Big data and social media among themes keeping sector in flux

Fri Jan 29 2016

Copenhagen Business School is at the forefront of marketing in the 21st century.

Marketing methods have in recent years been in a constant state of flux, adapting to and evolving with the demands of an increasingly digitized world.

“The toolbox has increased significantly, with new channels over the internet, new customer insight analysis using big data and new interaction via social media,” says high-profile market strategy and business development professor Thomas Ritter.

Yet despite such developments, Thomas emphasizes that the fundamentals of marketing have not changed. “The central task of marketing has always been to understand customers and their behavior,” he says, adding that MBA students aiming to succeed in the sector need agility, creativity and confidence.

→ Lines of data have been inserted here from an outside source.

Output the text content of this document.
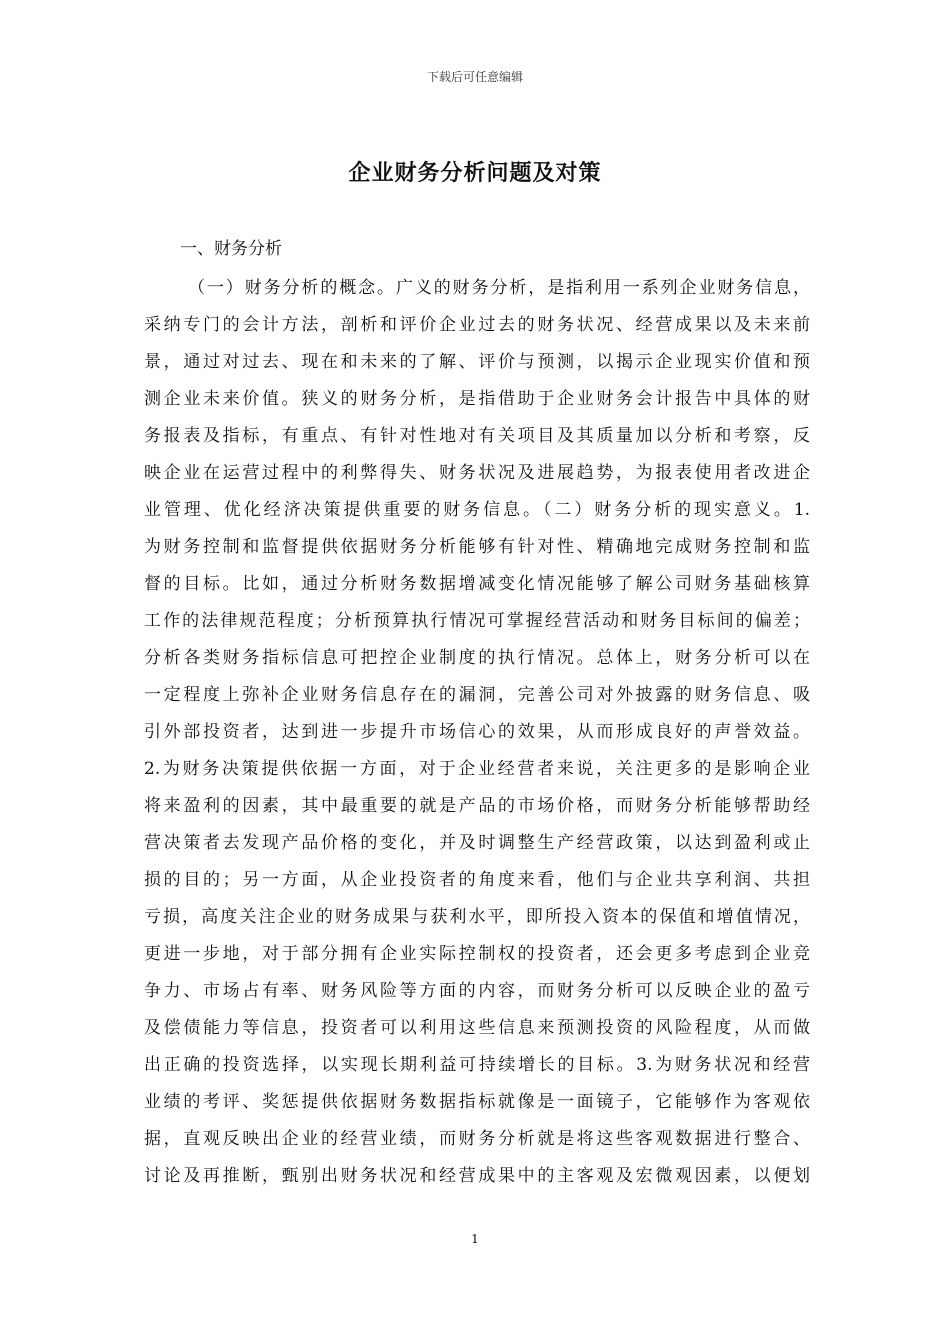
下载后可任意编辑
企业财务分析问题及对策
一、财务分析
（一）财务分析的概念。广义的财务分析，是指利用一系列企业财务信息，
采纳专门的会计方法，剖析和评价企业过去的财务状况、经营成果以及未来前
景，通过对过去、现在和未来的了解、评价与预测，以揭示企业现实价值和预
测企业未来价值。狭义的财务分析，是指借助于企业财务会计报告中具体的财
务报表及指标，有重点、有针对性地对有关项目及其质量加以分析和考察，反
映企业在运营过程中的利弊得失、财务状况及进展趋势，为报表使用者改进企
业管理、优化经济决策提供重要的财务信息。（二）财务分析的现实意义。1.
为财务控制和监督提供依据财务分析能够有针对性、精确地完成财务控制和监
督的目标。比如，通过分析财务数据增减变化情况能够了解公司财务基础核算
工作的法律规范程度；分析预算执行情况可掌握经营活动和财务目标间的偏差；
分析各类财务指标信息可把控企业制度的执行情况。总体上，财务分析可以在
一定程度上弥补企业财务信息存在的漏洞，完善公司对外披露的财务信息、吸
引外部投资者，达到进一步提升市场信心的效果，从而形成良好的声誉效益。
2.为财务决策提供依据一方面，对于企业经营者来说，关注更多的是影响企业
将来盈利的因素，其中最重要的就是产品的市场价格，而财务分析能够帮助经
营决策者去发现产品价格的变化，并及时调整生产经营政策，以达到盈利或止
损的目的；另一方面，从企业投资者的角度来看，他们与企业共享利润、共担
亏损，高度关注企业的财务成果与获利水平，即所投入资本的保值和增值情况，
更进一步地，对于部分拥有企业实际控制权的投资者，还会更多考虑到企业竞
争力、市场占有率、财务风险等方面的内容，而财务分析可以反映企业的盈亏
及偿债能力等信息，投资者可以利用这些信息来预测投资的风险程度，从而做
出正确的投资选择，以实现长期利益可持续增长的目标。3.为财务状况和经营
业绩的考评、奖惩提供依据财务数据指标就像是一面镜子，它能够作为客观依
据，直观反映出企业的经营业绩，而财务分析就是将这些客观数据进行整合、
讨论及再推断，甄别出财务状况和经营成果中的主客观及宏微观因素，以便划
1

On the Copenhagen MBA program, marketing is taught with a strong strategic and managerial focus, and students are equipped with the cutting-edge skills necessary to compete in today’s business world. 

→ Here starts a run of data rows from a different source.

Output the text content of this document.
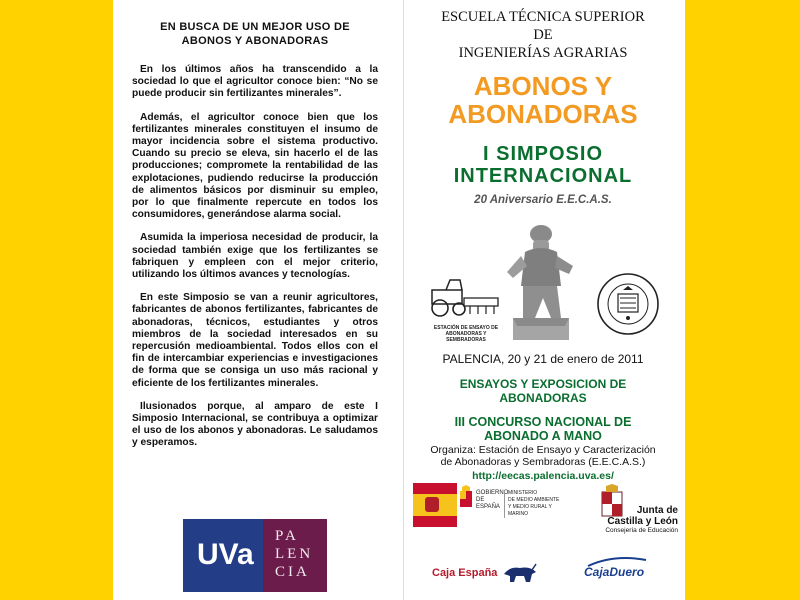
EN BUSCA DE UN MEJOR USO DE
ABONOS Y ABONADORAS

En los últimos años ha transcendido a la sociedad lo que el agricultor conoce bien: “No se puede producir sin fertilizantes minerales”.

Además, el agricultor conoce bien que los fertilizantes minerales constituyen el insumo de mayor incidencia sobre el sistema productivo. Cuando su precio se eleva, sin hacerlo el de las producciones; compromete la rentabilidad de las explotaciones, pudiendo reducirse la producción de alimentos básicos por disminuir su empleo, por lo que finalmente repercute en todos los consumidores, generándose alarma social.

Asumida la imperiosa necesidad de producir, la sociedad también exige que los fertilizantes se fabriquen y empleen con el mejor criterio, utilizando los últimos avances y tecnologías.

En este Simposio se van a reunir agricultores, fabricantes de abonos fertilizantes, fabricantes de abonadoras, técnicos, estudiantes y otros miembros de la sociedad interesados en su repercusión medioambiental. Todos ellos con el fin de intercambiar experiencias e investigaciones de forma que se consiga un uso más racional y eficiente de los fertilizantes minerales.

Ilusionados porque, al amparo de este I Simposio Internacional, se contribuya a optimizar el uso de los abonos y abonadoras. Le saludamos y esperamos.

UVa
PA
LEN
CIA
ESCUELA TÉCNICA SUPERIOR
DE
INGENIERÍAS AGRARIAS
ABONOS Y
ABONADORAS
I SIMPOSIO
INTERNACIONAL
20 Aniversario E.E.C.A.S.
ESTACIÓN DE ENSAYO DE
ABONADORAS Y SEMBRADORAS
PALENCIA, 20 y 21 de enero de 2011
ENSAYOS Y EXPOSICION DE
ABONADORAS
III CONCURSO NACIONAL DE
ABONADO A MANO
Organiza: Estación de Ensayo y Caracterización
de Abonadoras y Sembradoras (E.E.C.A.S.)
http://eecas.palencia.uva.es/
GOBIERNO
DE ESPAÑA
MINISTERIO
DE MEDIO AMBIENTE
Y MEDIO RURAL Y MARINO	Junta de
Castilla y León
Consejería de Educación
Caja España	CajaDuero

“We cover all areas of marketing, but always link the elements back to a firm’s business model and to its overall strategy," Thomas says. 

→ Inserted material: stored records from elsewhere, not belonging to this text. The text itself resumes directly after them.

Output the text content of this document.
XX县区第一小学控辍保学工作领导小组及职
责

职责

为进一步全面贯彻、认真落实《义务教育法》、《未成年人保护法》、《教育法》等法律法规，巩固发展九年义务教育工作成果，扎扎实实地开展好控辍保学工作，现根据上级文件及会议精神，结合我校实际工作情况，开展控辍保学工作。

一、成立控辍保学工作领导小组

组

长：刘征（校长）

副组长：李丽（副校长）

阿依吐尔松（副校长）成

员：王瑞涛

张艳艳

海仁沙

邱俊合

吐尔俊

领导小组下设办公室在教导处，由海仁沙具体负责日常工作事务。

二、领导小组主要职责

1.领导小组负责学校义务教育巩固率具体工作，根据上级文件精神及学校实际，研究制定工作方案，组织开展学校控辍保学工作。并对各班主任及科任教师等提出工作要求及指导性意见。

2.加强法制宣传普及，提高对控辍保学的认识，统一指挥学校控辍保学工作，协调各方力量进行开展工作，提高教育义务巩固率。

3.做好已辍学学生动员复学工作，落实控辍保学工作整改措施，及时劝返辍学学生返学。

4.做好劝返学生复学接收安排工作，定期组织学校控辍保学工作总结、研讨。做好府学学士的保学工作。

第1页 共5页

At CBS, MBA students work on “live cases” in real time, applying the concepts they learn to the issues faced by firms as they emerge. For the last three months of the program, students conduct an integrated strategy project, in which they work with companies with a global outlook.  

For Thomas, this is the crown jewel of the program. He concludes that Copenhagen MBA graduates go away with an understanding of “what marketing is, what it can contribute to a firm, and how to set targets and ambition levels”. 

Thirty-two percent of the school’s MBA graduates — with no previous experience in the field — step into a commercial role in which marketing is a critical component.

One MBA student who may hope to do so is Saskia Thießen.
For the majority of her early professional life, Saskia, 27, worked as a marketing manager for Sony Classical International, a sub label of Sony Music Entertainment for classical, jazz and crossover artists.
Based in Berlin, Saskia worked with big movie groups — such as Warner Bros and 20th Century Fox — to promote the soundtracks for films such as the James Bond epic Skyfall and Batman's The Dark Knight Rises. She was also was responsible for the marketing of several high-profile artists, such as Bulgarian soprano Sonya Yoncheva and Russian pianist Igor Levit.
Marketing people is very different to marketing products, she says. “Products don’t talk back!”
saskia 2
Diplomacy is key. “Most of the time they have their own, strong ideas about how marketing should be done. And you need to respect those ideas.”
Eager to learn more about marketing consumer goods, Saskia decided to relocate to Copenhagen, characterized by flat hierarchies and a strong emphasis on work-life balance, for her MBA.
“The high standard of living, the lively culture, and being able to cycle everywhere make Copenhagen a fantastic learning environment and a very desirable place to live,” she says. 
At CBS, the small MBA class size makes relationships with professors more personal. “Each and every one of us is known and cared for.”
One whose classes have really stood out is fellow German and marketing expert Thomas. “He has a fresh, sharp-minded, enthusiastic teaching style that sets him apart from other lecturers —  and he is not afraid to speak his mind,” Saskia says.
“He really manages to put marketing into perspective: not as a fluffy subject [based] on shiny ads, but as an important and sometimes difficult part of business.”
What will Saskia do after her MBA? For now she is undecided. But she will have strong support from the school.
Claire Hewitson, Copenhagen MBA careers manager, says the office offers a personal service; it has been known to put students forward for jobs directly.
And students who are interested in working in Denmark are matched up with a careers mentor, she says. “[They] can provide insight and advice.”